Sunday, November 9, 2014

The murder becomes the meat


Turning the animal into something we use is the majority of the work in deer hunting. After the deer sat cooled down for a few days we took the meat off the bone and ground up around thirty pounds of meat. This didn't include the backstrap which we will eat as Fajitas and most of one back leg which I trimmed up and will be turned into jerky. We did buy beef fat to mix with the ground meat because the venison is too lean for hamburgers or meatloaf. Last year I tried cooking legs whole, or medival style as I call it, but I couldn't find a way to make it good, the meat is too lean. I am sure that back when people ate a lot less meat it would be the best thing ever, but it ended up being wasted at our house. 
This leg came out pretty well and had little waste, the other front leg had a fragment of the bullet in it and the best part of it was ruined. Trimming the meat from the bone takes practice and I won't try to explain since I know there must be people better than me with youtube videos. What you will need are a couple knifes, one flexible like a fillet knife or boning knife and one butcher knife with those you need a sharpening stone and a grinder. The grinder we bought last year was sixty bucks on Amazon and has no problem grinding up a the deer or pig meat. Just make sure to buy the one with all metal parts. I had to buy freezer paper,   Freezer tape and cling wrap for ten bucks  and my wife pickup ten dollars worth of beef fat, adding another twenty to our total expense for deer season. Hopefully I can get three more deer, the limit is four in our county. 
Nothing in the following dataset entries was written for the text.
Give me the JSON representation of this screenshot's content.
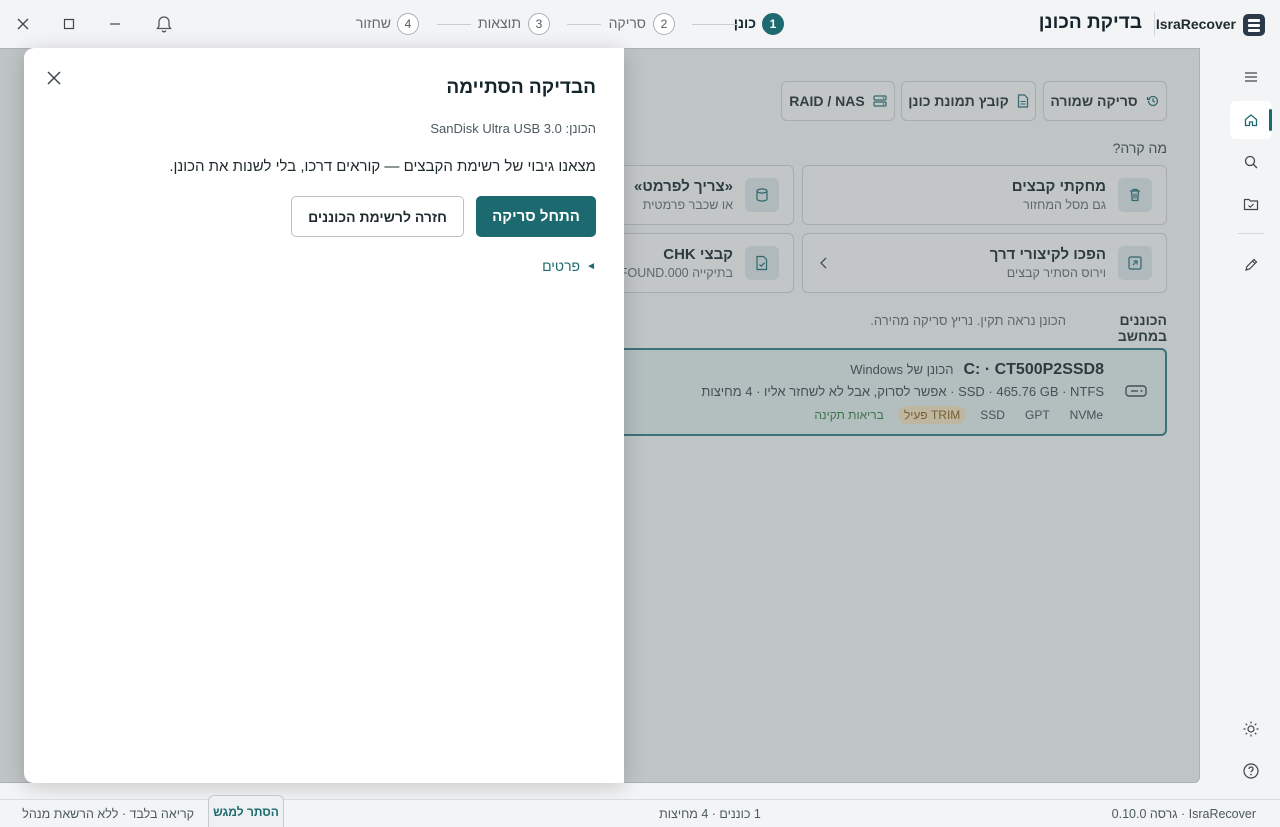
{
  "app": {
    "name": "IsraRecover",
    "page_title": "בדיקת הכונן"
  },
  "stepper": [
    {
      "num": "1",
      "label": "כונן",
      "active": true
    },
    {
      "num": "2",
      "label": "סריקה",
      "active": false
    },
    {
      "num": "3",
      "label": "תוצאות",
      "active": false
    },
    {
      "num": "4",
      "label": "שחזור",
      "active": false
    }
  ],
  "toolbar": {
    "saved_scan": "סריקה שמורה",
    "disk_image": "קובץ תמונת כונן",
    "raid_nas": "RAID / NAS"
  },
  "what_happened": {
    "label": "מה קרה?",
    "cards": [
      {
        "title": "מחקתי קבצים",
        "subtitle": "גם מסל המחזור",
        "icon": "trash-icon"
      },
      {
        "title": "«צריך לפרמט»",
        "subtitle": "או שכבר פרמטית",
        "icon": "disk-icon"
      },
      {
        "title": "הפכו לקיצורי דרך",
        "subtitle": "וירוס הסתיר קבצים",
        "icon": "shortcut-icon"
      },
      {
        "title": "קבצי CHK",
        "subtitle": "בתיקייה FOUND.000",
        "icon": "file-check-icon"
      }
    ]
  },
  "drives": {
    "label": "הכוננים במחשב",
    "hint": "הכונן נראה תקין. נריץ סריקה מהירה.",
    "items": [
      {
        "name": "C: · CT500P2SSD8",
        "os_note": "הכונן של Windows",
        "details": "SSD · 465.76 GB · NTFS · אפשר לסרוק, אבל לא לשחזר אליו · 4 מחיצות",
        "tags": {
          "nvme": "NVMe",
          "gpt": "GPT",
          "ssd": "SSD",
          "trim": "TRIM פעיל",
          "health": "בריאות תקינה"
        }
      }
    ]
  },
  "dialog": {
    "title": "הבדיקה הסתיימה",
    "device": "הכונן: SanDisk Ultra USB 3.0",
    "message": "מצאנו גיבוי של רשימת הקבצים — קוראים דרכו, בלי לשנות את הכונן.",
    "primary": "התחל סריקה",
    "secondary": "חזרה לרשימת הכוננים",
    "details": "פרטים",
    "details_arrow": "◄"
  },
  "statusbar": {
    "version": "IsraRecover · גרסה 0.10.0",
    "summary": "1 כוננים · 4 מחיצות",
    "mode": "קריאה בלבד · ללא הרשאת מנהל",
    "hide_tip": "הסתר למגש"
  },
  "colors": {
    "accent": "#1c6a70",
    "warn_bg": "#f6e2c2",
    "ok": "#2e7d3a"
  }
}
Wednesday, November 5, 2014

A Wagon Load of Doe

        Monday morning I got my first doe of the year. This is only the fifth deer I have killed total.  I got one a couple years ago and three last year. For much of the time we have lived in the country I was out of town working during deer season, which in this county goes from November first until January forth.  I don't exactly relish the process of hunting and the butchering can be down right disgusting, but while living here I want to experience all of what living  in the country has to offer. Besides if I was to go to the store and the a good quality ground beef the price would be around five dollars a pound, ground venison at a meat market in Houston would be around twelve dollars a pound. I should get at least thirty pounds of ground venison, plus the back straps, and some which will be used for jerky. Right now my total investment is three bags of corn $21 dollars, a hunting licsence $25 dollars, one bag of apple attractant $5, and three rifle shells (two to check the scope and one  to shoot the deer) $3.  So for fifty four dollars I will be able to put up around 150 dollars worth of meat.  I will give a more accurate accounting when I have cut and ground the meat.

            Most people out here ride around on four wheelers and use them to haul the deer around, but if you take into account the cost of the four wheeler your better off buying your meat.  Besides we have seen to many people tragically injured in accidents, so personally it's not worth it for me.  I will stick to pulling the deer out of the woods using the radio flyer  wagon my kids stopped playing with that has become my all around the house work horse. This was by far the largest doe I have shot and without the wagon I would not have been able to get it out of the woods by myself. 


Saturday, November 1, 2014

Opening Day

       I decided to start my new blog on opening day of deer season this year for two reasons. One this is first time I am excited for deer season to be here and second being able to sit in a hunting blind   creating a blog on my phone is a perfect example of how new technology is redefining rural life.  

        When I first moved to the country I definitely had different ideas about hunting. One I always thought you simple took your rifle or bow out into the country  and walked until you found something to shoot out. In some parts of the country you are not allowed to bait animals for hunting and that is how hunting works, but here you are allowed to bait and wait. Basically you put out food for the animals until they get used to coming for a meal and then one day when they come you shoot them. This seems incredibly easily and while I admit it is not that difficult, the work comes in the form of patience and the process of butchery. The patience I could live without, but the butchering I find interesting, simply because I know it is a process so many ancestors repeated over and over. The first time I had my hands covered in that gritty warm blood I puked about fifty times, cut a little, like a little, but now that I have done a few I can appreciate the practice it takes to do it well. I do in some way feel connected to the past when I take a deer from being an animal to being food for the family. I find the same connection I find in gardening. 
  
      Even fifty year or sixty years ago living in the area out away from the small city would be pretty isolating, sitting in a hunting blind one had little to be wait, maybe read or share the experience with a family member. Now through a relatively  cheap smart phone I have access to the rest of the world. I can learn French with Doulingo, study just using my something like the Khan academy. I could even set up a lap top use the hotspot from my phone to take open course ware from MIT, sell on ebay or etsy, there really isn't much that couldn't be accomplished through this way. I don't know if could have taken the isolation of rural life a hundred years ago, but now I see this a way more and more Americans will probably choose to live.